Alors que le marché était relativement calme, le fonds a soudainement perdu de la valeur jour après jour, dans des proportions équivalentes à la performance agrégée de plusieurs mois. Que s’était-il passé ? « Avec les nouveaux moyens techniques et les nouvelles données, de nombreux acteurs du marché avaient analysé les marchés pour savoir quelles actions permettraient d’obtenir des surperformances aussi facilement et rigoureusement, en regardant le passé ». Comme les mêmes données ont été observées à travers les mêmes outils, les conclusions ont été les mêmes. Par conséquent : de nombreux investisseurs avaient donc tout simplement les mêmes titres dans leur portefeuille. Dès que certains ont dû en vendre un volume important, les actions ont été mises sous pression, déclenchant une réaction en chaîne. Une partie des pertes a pu être compensée très rapidement lors d’un premier rebond. Sur la base des enseignements tirés, la stratégie a encore été affinée et a très bien traversé l’année de crise 2008.

à ne pas sous-estimer, selon Christian Schmitt d’Ethenea.
(Photo : ethenea)
Des sources qui se tarissent rapidement
Mais la suite a été une dégringolade constante, sans jamais pouvoir renouer avec les succès du backtesting ou des premiers mois, ni même être à la hauteur des ambitions annoncées.
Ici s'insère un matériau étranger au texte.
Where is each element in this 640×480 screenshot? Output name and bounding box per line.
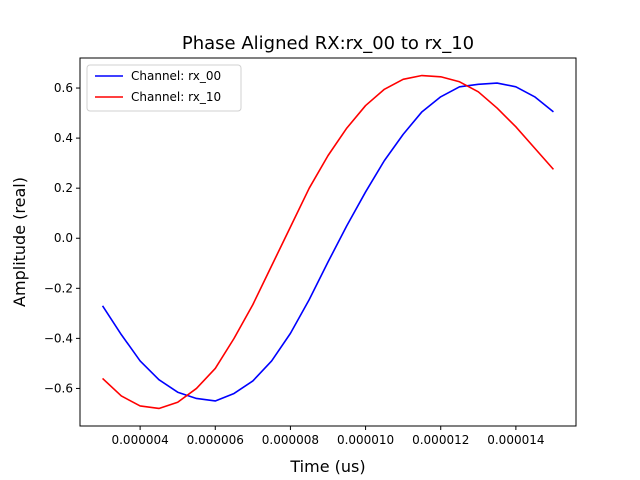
x-tick-label: 0.000008: [262, 433, 319, 447]
y-tick-label: −0.6: [44, 381, 73, 395]
x-tick-label: 0.000012: [412, 433, 469, 447]
x-axis-ticks: 0.000004 0.000006 0.000008 0.000010 0.000012…: [111, 426, 545, 447]
legend: Channel: rx_00 Channel: rx_10: [86, 64, 242, 112]
y-tick-label: −0.4: [44, 331, 73, 345]
chart-title: Phase Aligned RX:rx_00 to rx_10: [182, 33, 474, 54]
y-axis-ticks: −0.6 −0.4 −0.2 0.0 0.2 0.4 0.6: [44, 81, 80, 395]
legend-box: [86, 64, 242, 112]
series-layer: [101, 74, 555, 410]
x-tick-label: 0.000014: [487, 433, 544, 447]
plot-area-frame: [79, 57, 577, 427]
x-tick-label: 0.000010: [337, 433, 394, 447]
y-tick-label: −0.2: [44, 281, 73, 295]
series-line-0: [101, 82, 554, 402]
legend-label-rx-00: Channel: rx_00: [131, 69, 221, 83]
y-tick-label: 0.6: [54, 81, 73, 95]
y-tick-label: 0.0: [54, 231, 73, 245]
x-tick-label: 0.000004: [111, 433, 168, 447]
x-axis-label: Time (us): [289, 457, 365, 476]
y-axis-label: Amplitude (real): [10, 177, 29, 307]
series-line-1: [102, 74, 555, 410]
legend-label-rx-10: Channel: rx_10: [131, 90, 221, 104]
y-tick-label: 0.2: [54, 181, 73, 195]
x-tick-label: 0.000006: [187, 433, 244, 447]
y-tick-label: 0.4: [54, 131, 73, 145]
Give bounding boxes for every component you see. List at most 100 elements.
Après environ huit ans et demi, ce produit qui détenait un milliard d’en-cours a été retiré du marché en 2015.
Selon Christian Schmitt, cet exemple montre très clairement que « le comportement grégaire des investisseurs constitue un risque à ne pas sous-estimer, non seulement au niveau du marché dans son ensemble, mais aussi au niveau des titres individuels ». Il est intéressant de noter que ce risque n’est pas corrélé aux facteurs de risque classiques tels que l’endettement, la valorisation, la cyclicité, le bêta et autres. Pour lui, « il est donc incomparablement plus difficile de se protéger contre ces positions appelées « crowded trades » (Positions à la mode) ». Si la diversification du portefeuille est en principe une protection, le danger potentiel réside ici plutôt dans la stratégie d’investissement elle-même. Une prudence accrue est donc de mise pour les stratégies d’investissement particulièrement populaires ainsi que pour les nouvelles approches innovantes qui, en raison de backtestings récents, de facteurs alpha nouvellement découverts ou de nouvelles possibilités techniques, promettent un rendement supérieur à la moyenne et attirent en conséquence de nombreux investisseurs.
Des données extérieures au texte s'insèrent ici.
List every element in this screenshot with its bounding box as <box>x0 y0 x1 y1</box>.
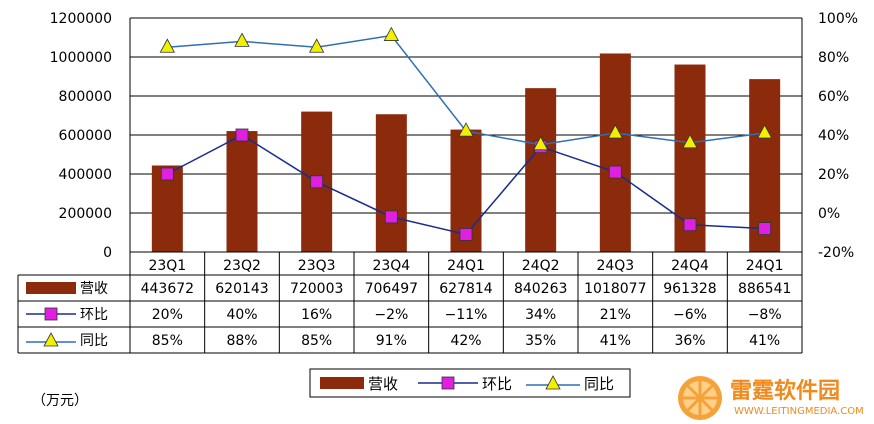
left-tick-label: 1000000 <box>50 50 112 66</box>
table-cell: 40% <box>226 307 257 323</box>
legend-revenue-icon <box>320 377 364 389</box>
legend-yoy-icon <box>545 375 561 390</box>
table-cell: 20% <box>152 307 183 323</box>
revenue-bar <box>226 131 258 252</box>
watermark-name: 雷霆软件园 <box>730 378 840 404</box>
row-label: 环比 <box>80 307 108 323</box>
yoy-point <box>532 135 549 151</box>
table-cell: −11% <box>445 307 488 323</box>
category-label: 23Q1 <box>148 258 186 274</box>
row-label: 营收 <box>80 281 108 297</box>
left-tick-label: 1200000 <box>50 11 112 27</box>
watermark: 雷霆软件园 WWW.LEITINGMEDIA.COM <box>678 376 864 420</box>
left-tick-label: 600000 <box>59 128 112 144</box>
qoq-point <box>683 218 697 232</box>
table-cell: 620143 <box>215 281 268 297</box>
table-cell: 706497 <box>365 281 418 297</box>
yoy-point <box>234 32 250 47</box>
table-cell: 35% <box>525 333 556 349</box>
qoq-point <box>758 222 772 236</box>
table-cell: 42% <box>450 333 481 349</box>
yoy-key-icon <box>43 332 59 347</box>
table-cell: 16% <box>301 307 332 323</box>
qoq-point <box>608 165 622 179</box>
table-cell: −8% <box>748 307 782 323</box>
left-tick-label: 800000 <box>59 89 112 105</box>
yoy-point <box>308 38 325 53</box>
unit-label: （万元） <box>32 393 88 409</box>
category-label: 24Q1 <box>746 258 784 274</box>
table-cell: 85% <box>301 333 332 349</box>
table-cell: 840263 <box>514 281 567 297</box>
qoq-point <box>459 228 473 241</box>
legend-label: 同比 <box>584 375 614 393</box>
category-label: 23Q4 <box>372 258 410 274</box>
revenue-key-icon <box>26 282 76 294</box>
table-cell: 443672 <box>141 281 194 297</box>
right-tick-label: 100% <box>818 11 858 27</box>
data-table: 23Q1 23Q2 23Q3 23Q4 24Q1 24Q2 24Q3 24Q4 24Q1 营收 44… <box>17 251 803 354</box>
left-tick-label: 0 <box>103 245 112 261</box>
yoy-point <box>383 26 400 41</box>
table-cell: 41% <box>600 333 631 349</box>
table-cell: 1018077 <box>584 281 646 297</box>
left-tick-label: 400000 <box>59 167 112 183</box>
orange-logo-icon <box>678 376 722 420</box>
yoy-point <box>682 133 698 149</box>
qoq-point <box>235 128 249 142</box>
table-cell: 91% <box>376 333 407 349</box>
right-tick-label: -20% <box>818 245 854 261</box>
category-label: 24Q3 <box>596 258 634 274</box>
table-cell: 21% <box>600 307 631 323</box>
yoy-point <box>607 124 624 139</box>
left-axis-ticks: 0 200000 400000 600000 800000 1000000 1200000 <box>50 11 112 261</box>
table-cell: −6% <box>673 307 707 323</box>
revenue-bar <box>525 88 557 252</box>
table-cell: 88% <box>226 333 257 349</box>
yoy-point <box>756 124 773 139</box>
right-axis-ticks: -20% 0% 20% 40% 60% 80% 100% <box>818 11 858 261</box>
revenue-bar <box>599 53 631 253</box>
table-cell: 627814 <box>439 281 493 297</box>
row-label: 同比 <box>80 333 108 349</box>
ratio-lines <box>159 26 773 241</box>
table-cell: −2% <box>374 307 408 323</box>
qoq-point <box>310 175 324 189</box>
qoq-point <box>384 210 398 224</box>
yoy-point <box>458 122 474 137</box>
right-tick-label: 20% <box>818 167 849 183</box>
table-cell: 720003 <box>290 281 343 297</box>
right-tick-label: 40% <box>818 128 849 144</box>
table-cell: 41% <box>749 333 780 349</box>
revenue-bar <box>375 114 407 252</box>
yoy-point <box>159 38 176 53</box>
legend-label: 营收 <box>368 375 398 393</box>
qoq-key-icon <box>44 307 58 321</box>
table-cell: 34% <box>525 307 556 323</box>
category-label: 24Q1 <box>447 258 485 274</box>
category-label: 23Q3 <box>298 258 336 274</box>
category-label: 23Q2 <box>223 258 261 274</box>
qoq-point <box>160 167 174 181</box>
legend-label: 环比 <box>482 375 512 393</box>
right-tick-label: 80% <box>818 50 849 66</box>
legend: 营收 环比 同比 <box>309 368 631 398</box>
legend-qoq-icon <box>441 376 455 390</box>
table-cell: 36% <box>674 333 705 349</box>
table-cell: 886541 <box>738 281 791 297</box>
table-cell: 961328 <box>663 281 716 297</box>
watermark-site: WWW.LEITINGMEDIA.COM <box>734 406 864 417</box>
right-tick-label: 60% <box>818 89 849 105</box>
category-label: 24Q4 <box>671 258 709 274</box>
table-cell: 85% <box>152 333 183 349</box>
right-tick-label: 0% <box>818 206 840 222</box>
left-tick-label: 200000 <box>59 206 112 222</box>
category-label: 24Q2 <box>522 258 560 274</box>
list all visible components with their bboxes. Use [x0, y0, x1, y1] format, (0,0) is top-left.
Outre ces risques à très court terme et immédiats, l’exemple montre, dans une perspective à moyen et long terme, à quel point les sources d’alpha intéressantes se tarissent rapidement. La pratique et la théorie montrent qu’il s’agit moins de l’exception que de la règle.
Si ChatGPT peut prédire à court terme les mouvements du cours des actions, il changera durablement le travail de tous les acteurs du marché et des investisseurs. Comme ce fût le cas auparavant avec les calculatrices, les ordinateurs et Internet. Il est donc essentiel de comprendre comment cela fonctionne et quelles sont les implications potentielles de cette évolution pour évaluer en permanence les opportunités et les risques. Le focus sur des intervalles de trading de plus en plus courts, où les investissements au jour le jour, basés sur les gros titres, ne suscitent plus d’inquiétudes particulières. Reste à savoir quand ce chatbot deviendra une source officielle d’alpha.